Consequently Pedro Caldeira Cabral stands out as a musician equally self-taught and formally educated. His earliest training, begun at age ten, encompassed guitar, recorder, flute, and viola. German romantic and Baroque recordings filled his household during those formative years and remained the sole music he practiced until he turned fifteen. At that point the Portuguese guitar entered his life, an instrument combining the Renaissance zither brought to Portugal in the sixteenth century with the guitar that emerged roughly two centuries afterward. Portuguese luthiers sought to merge the zither’s bright, ringing tone with the guitar’s versatility, ultimately creating a twelve-string design tuned in octaves that avoided the excessive neck tension found in comparable twelve-string guitars. Once technically prepared, he began writing pieces he could perform himself. His first compositional phase involved direct replication of the salon repertoire played by other Portuguese guitarists, an immersion achieved solely through attentive listening and visual imitation because no academy or recognized teacher existed for the instrument. By age twenty his command of traditional styles enabled him to direct the early-music ensembles Lucitani Musici and La Batalla. Subsequent works incorporated the classical influences absorbed in childhood, frequently pairing the Portuguese guitar with a nylon-string classical instrument whose bass strings supply added resonance. Francisco Perez provides that accompaniment on the World Network release. His first record, the 1971 Guitarres de Portugal, was followed by the 1982 Encontros, long admired by guitar enthusiasts. Later releases from the close of the 1980s and the 1994 Momentos de Guitarra Portuguesa reflect his increasingly sophisticated compositional voice.

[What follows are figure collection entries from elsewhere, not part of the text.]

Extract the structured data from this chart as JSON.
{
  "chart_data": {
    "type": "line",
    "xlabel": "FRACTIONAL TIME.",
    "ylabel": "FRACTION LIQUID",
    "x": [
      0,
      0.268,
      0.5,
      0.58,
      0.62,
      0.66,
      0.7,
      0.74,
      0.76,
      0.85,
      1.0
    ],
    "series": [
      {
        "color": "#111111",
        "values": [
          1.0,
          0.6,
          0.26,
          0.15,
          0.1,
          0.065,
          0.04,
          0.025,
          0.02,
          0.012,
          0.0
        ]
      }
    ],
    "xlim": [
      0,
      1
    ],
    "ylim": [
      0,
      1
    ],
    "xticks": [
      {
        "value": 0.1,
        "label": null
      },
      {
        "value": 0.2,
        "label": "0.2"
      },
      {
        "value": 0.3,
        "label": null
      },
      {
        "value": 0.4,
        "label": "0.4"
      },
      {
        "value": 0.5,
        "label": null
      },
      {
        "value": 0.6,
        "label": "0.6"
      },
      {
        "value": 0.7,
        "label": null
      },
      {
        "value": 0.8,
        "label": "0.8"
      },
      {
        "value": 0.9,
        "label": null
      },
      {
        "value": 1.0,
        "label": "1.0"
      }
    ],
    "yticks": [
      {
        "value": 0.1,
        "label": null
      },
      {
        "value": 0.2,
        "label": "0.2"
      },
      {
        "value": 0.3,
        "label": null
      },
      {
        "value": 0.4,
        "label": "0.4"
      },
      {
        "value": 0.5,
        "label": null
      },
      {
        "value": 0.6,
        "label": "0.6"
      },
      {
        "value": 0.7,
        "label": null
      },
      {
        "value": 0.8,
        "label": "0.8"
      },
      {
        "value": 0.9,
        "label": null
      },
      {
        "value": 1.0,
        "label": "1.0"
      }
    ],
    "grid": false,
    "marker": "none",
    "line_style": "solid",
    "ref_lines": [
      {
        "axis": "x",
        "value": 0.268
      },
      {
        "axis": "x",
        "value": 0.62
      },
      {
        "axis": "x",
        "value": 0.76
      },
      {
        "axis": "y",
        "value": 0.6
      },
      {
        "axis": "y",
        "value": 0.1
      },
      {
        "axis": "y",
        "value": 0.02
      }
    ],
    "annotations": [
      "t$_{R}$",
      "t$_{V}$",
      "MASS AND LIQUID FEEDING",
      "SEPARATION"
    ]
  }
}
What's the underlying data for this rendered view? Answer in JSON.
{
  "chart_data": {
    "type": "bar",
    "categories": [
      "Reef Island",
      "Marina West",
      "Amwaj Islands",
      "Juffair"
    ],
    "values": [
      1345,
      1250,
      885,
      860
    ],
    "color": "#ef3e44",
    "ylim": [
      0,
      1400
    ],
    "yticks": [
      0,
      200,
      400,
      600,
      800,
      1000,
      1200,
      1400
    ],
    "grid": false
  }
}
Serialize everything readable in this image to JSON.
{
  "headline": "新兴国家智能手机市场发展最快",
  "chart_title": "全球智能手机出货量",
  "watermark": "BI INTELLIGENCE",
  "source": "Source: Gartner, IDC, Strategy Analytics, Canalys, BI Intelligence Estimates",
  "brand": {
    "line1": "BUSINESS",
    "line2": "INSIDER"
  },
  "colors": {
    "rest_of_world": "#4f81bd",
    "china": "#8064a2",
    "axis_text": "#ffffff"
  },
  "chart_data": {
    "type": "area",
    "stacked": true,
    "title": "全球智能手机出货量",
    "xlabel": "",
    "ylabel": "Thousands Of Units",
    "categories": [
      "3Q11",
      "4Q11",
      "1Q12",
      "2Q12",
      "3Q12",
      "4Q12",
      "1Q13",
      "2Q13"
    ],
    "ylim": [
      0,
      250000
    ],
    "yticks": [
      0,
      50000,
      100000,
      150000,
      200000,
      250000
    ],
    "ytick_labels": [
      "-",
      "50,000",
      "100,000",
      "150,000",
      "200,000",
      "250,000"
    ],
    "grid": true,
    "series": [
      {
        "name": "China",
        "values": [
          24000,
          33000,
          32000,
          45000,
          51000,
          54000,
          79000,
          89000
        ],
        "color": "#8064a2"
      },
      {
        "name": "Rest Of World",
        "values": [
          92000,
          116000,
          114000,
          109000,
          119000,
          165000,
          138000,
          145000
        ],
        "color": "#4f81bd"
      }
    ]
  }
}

Sustained curiosity keeps his creative range expansive, generating steady demand for his expertise. Solo recitals have taken him across Europe, the United States, China, and Brazil, while additional projects include scores for film and theater plus lectures and workshops on Portuguese traditional music. In fado settings the Portuguese guitar supports plaintive vocal lines, and numerous singers in the style have engaged Cabral for their ensembles. He also mastered the cavaquinho, viola braguesa, and viola alentejana, instruments commonly heard in Portuguese music; the viola often appears in fado performances played by two musicians simultaneously. Beyond performance he works as a builder and restorer of instruments.